Though I could be the president of the coffee fan club, I’m not an advocate of unchecked caffeination. Two cups is the maximum coffee I’d suggest per day and for the record, like the commenter above, I’m generally a one-cup a day girl. Most afternoons are green tea with the occasional thoroughly enjoyed espresso.  I would cut your coffee consumption if you have palpitations or irregular heartbeats, severe PMS, insomnia, panic attacks or bladder problems. Speaking of sleep, a caffeine cut off is a good idea and I’d suggest 8 hours before bed or 3pm if you go to sleep at 11pm. It can take up to seven hours to metabolize caffeine.  The older we are, the longer it takes.  And if you are on birth control pills or estrogen, the half-life of caffeine may be doubled.  For the life of me, I’ve never been able to understand how some people can have coffee and fall right to sleep.
If there’s one group I worry about coffee with it’s women trying to conceive. There may be as much as a 30 percent increase in early miscarriage of normal pregnancies for women who drink one to two cups of coffee a day.  One study has shown this goes up to 40 percent with four cups.  There’s also concern about caffeine consumption while trying to conceive.  Some studies have shown infertility rates double for women who drink more than two and a half cups of coffee a day.

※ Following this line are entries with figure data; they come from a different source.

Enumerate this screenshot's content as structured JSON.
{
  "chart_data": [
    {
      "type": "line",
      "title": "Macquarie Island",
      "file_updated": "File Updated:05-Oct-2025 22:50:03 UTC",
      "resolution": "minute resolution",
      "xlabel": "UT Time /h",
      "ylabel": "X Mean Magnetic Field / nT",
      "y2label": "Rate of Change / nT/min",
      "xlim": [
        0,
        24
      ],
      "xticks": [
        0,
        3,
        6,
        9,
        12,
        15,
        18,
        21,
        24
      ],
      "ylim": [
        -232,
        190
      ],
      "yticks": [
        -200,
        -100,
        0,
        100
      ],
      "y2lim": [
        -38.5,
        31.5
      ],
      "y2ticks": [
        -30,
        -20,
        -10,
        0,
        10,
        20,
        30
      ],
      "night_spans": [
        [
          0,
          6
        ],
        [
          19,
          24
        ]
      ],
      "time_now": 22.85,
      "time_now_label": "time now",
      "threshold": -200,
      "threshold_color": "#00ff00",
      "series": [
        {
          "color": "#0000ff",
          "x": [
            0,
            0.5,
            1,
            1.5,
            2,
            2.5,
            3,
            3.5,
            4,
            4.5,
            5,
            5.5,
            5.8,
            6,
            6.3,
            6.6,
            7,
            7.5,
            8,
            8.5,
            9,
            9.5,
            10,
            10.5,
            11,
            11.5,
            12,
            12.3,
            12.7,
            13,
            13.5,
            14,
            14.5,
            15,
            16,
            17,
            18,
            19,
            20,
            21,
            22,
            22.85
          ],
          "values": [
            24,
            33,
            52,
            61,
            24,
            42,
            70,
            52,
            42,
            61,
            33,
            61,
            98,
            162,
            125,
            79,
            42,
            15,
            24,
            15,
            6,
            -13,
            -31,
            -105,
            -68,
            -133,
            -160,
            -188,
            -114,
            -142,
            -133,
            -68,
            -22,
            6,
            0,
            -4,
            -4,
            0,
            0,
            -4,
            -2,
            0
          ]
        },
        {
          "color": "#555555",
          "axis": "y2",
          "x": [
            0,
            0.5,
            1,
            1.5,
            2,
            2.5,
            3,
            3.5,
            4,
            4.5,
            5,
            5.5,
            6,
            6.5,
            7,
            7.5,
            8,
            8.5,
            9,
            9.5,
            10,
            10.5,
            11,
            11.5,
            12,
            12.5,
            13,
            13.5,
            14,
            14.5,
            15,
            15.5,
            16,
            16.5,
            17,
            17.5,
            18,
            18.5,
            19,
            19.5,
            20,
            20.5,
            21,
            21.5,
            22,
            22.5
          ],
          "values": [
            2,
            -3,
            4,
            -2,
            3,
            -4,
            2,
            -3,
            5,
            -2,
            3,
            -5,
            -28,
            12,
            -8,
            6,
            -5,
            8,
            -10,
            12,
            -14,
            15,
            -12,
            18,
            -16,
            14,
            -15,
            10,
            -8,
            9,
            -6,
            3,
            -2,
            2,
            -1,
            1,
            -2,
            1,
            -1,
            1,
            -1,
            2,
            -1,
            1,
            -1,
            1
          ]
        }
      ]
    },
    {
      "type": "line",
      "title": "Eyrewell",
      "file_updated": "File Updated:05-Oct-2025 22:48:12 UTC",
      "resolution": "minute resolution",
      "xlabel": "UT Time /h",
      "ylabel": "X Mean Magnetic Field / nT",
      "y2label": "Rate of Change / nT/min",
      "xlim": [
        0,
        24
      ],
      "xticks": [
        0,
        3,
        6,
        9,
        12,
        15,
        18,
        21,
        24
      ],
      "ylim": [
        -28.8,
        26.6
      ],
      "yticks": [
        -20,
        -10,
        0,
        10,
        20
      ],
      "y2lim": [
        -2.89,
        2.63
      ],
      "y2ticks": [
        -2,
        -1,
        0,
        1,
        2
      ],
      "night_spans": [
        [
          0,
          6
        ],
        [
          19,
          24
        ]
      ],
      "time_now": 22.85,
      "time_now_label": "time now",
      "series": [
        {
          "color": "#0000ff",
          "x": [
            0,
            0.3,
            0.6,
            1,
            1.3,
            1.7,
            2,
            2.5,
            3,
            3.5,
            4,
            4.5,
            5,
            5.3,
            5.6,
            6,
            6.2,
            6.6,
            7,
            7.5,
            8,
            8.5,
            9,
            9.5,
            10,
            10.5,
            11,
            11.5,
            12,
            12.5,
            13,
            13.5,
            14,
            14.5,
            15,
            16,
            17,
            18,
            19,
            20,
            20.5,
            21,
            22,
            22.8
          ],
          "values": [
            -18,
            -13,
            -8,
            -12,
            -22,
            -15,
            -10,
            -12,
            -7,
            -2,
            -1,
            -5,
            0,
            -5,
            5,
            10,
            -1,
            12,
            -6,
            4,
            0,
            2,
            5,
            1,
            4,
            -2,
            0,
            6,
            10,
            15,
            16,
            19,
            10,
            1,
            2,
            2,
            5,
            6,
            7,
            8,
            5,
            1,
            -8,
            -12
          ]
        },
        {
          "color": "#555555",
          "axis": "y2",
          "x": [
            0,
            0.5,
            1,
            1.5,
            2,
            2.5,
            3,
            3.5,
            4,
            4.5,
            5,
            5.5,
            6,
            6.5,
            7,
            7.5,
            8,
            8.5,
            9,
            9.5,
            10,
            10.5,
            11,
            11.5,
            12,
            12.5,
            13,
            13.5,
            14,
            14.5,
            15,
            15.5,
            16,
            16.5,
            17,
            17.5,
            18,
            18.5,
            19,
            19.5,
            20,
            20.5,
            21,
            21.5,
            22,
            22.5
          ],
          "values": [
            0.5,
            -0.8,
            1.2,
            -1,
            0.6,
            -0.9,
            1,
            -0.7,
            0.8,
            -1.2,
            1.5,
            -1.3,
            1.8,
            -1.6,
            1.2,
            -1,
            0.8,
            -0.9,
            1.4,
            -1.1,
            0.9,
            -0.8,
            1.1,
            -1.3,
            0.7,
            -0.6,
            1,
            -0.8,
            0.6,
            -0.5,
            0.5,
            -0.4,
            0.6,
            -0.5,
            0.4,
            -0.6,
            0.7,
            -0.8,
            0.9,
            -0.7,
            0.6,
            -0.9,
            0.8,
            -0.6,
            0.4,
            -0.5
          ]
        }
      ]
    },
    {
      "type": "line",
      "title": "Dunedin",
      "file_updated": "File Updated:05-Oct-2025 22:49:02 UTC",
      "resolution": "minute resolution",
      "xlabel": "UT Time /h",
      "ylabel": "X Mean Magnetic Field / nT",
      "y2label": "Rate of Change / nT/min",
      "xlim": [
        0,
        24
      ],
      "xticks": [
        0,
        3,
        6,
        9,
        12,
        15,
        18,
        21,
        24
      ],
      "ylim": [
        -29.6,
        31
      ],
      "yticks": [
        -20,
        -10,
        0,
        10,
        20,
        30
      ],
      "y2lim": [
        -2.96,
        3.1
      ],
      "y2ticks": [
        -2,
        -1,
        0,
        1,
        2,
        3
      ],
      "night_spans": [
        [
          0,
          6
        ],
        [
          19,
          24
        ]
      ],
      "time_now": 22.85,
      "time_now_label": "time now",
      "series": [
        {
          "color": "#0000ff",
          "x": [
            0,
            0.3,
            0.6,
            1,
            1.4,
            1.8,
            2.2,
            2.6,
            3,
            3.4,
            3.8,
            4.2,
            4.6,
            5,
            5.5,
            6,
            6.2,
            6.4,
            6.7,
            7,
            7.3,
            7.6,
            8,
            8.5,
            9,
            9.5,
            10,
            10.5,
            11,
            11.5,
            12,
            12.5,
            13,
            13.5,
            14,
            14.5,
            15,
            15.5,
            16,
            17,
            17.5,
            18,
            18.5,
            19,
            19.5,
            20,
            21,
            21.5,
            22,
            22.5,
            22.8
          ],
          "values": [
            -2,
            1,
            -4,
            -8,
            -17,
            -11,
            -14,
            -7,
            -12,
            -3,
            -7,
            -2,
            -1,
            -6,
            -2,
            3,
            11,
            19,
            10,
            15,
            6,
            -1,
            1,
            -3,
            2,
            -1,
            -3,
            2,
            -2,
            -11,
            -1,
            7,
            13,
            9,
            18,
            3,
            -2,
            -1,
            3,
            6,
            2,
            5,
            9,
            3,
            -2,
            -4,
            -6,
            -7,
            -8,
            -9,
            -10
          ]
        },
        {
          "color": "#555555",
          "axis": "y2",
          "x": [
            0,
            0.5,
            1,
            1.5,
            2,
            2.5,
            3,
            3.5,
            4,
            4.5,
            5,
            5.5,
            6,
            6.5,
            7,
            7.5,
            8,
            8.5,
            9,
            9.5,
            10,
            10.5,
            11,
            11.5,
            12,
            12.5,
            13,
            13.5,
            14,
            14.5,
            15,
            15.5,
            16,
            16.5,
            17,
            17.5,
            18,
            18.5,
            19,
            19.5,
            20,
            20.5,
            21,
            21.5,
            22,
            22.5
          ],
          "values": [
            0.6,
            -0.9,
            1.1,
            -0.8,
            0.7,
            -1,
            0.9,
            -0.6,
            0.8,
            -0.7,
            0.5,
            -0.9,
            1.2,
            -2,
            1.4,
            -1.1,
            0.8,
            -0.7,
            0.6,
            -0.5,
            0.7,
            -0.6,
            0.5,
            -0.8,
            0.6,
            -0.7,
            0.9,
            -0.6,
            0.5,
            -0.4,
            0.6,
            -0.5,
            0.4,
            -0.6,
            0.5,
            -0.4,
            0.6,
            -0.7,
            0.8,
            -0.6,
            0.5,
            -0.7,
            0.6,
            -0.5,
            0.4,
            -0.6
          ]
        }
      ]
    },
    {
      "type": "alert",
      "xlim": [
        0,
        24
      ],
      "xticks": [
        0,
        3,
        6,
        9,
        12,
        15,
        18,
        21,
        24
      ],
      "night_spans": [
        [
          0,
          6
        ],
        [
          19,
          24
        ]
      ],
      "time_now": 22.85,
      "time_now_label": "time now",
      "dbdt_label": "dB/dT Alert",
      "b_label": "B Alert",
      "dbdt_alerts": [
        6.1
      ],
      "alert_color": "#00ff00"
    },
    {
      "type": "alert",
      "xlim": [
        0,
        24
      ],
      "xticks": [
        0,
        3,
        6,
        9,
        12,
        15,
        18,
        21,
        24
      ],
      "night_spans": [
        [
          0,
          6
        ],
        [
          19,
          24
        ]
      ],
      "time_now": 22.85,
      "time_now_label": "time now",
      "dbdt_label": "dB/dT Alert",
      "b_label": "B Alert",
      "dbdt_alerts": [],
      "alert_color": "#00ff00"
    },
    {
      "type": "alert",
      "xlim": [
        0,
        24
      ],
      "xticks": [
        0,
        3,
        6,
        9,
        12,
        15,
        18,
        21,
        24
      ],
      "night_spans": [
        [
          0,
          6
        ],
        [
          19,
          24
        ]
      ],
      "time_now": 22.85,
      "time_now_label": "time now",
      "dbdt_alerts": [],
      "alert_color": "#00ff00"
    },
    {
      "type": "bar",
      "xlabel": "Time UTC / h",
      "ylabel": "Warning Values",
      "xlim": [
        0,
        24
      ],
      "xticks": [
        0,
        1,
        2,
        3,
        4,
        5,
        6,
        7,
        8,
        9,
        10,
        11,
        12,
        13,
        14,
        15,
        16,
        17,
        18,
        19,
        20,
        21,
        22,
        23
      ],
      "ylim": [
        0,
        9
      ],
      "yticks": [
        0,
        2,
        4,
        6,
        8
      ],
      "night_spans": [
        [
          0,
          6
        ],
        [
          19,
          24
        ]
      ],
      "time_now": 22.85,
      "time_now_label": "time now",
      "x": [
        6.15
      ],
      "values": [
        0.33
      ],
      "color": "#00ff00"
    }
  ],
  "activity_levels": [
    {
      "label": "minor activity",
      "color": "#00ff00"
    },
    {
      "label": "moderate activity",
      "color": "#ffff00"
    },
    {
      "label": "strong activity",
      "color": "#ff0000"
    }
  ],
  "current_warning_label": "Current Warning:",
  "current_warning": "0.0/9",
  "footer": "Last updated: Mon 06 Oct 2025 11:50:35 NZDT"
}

Another “con” for coffee is that it is acidic and therefore not suggested for those with reflux either.
No coffee talk would be complete without mentioning what goes into coffee. While the coffee itself isn’t a problem, adding artificial sweeteners (the pink, blue or yellow) or too much sugar or agave is. I would also suggest organic milk of your choice (dairy, almond or coconut) and not a reduced-fat version. If it’s coffee with skim and Splenda or no coffee, I’m would advise no coffee. I have to run now, I smell that delicious aroma and hear the Capresso snorting (which means it’s done). Are you a coffee drinker? Are you concerned with seeking out organic coffee? Have you considered giving coffee up?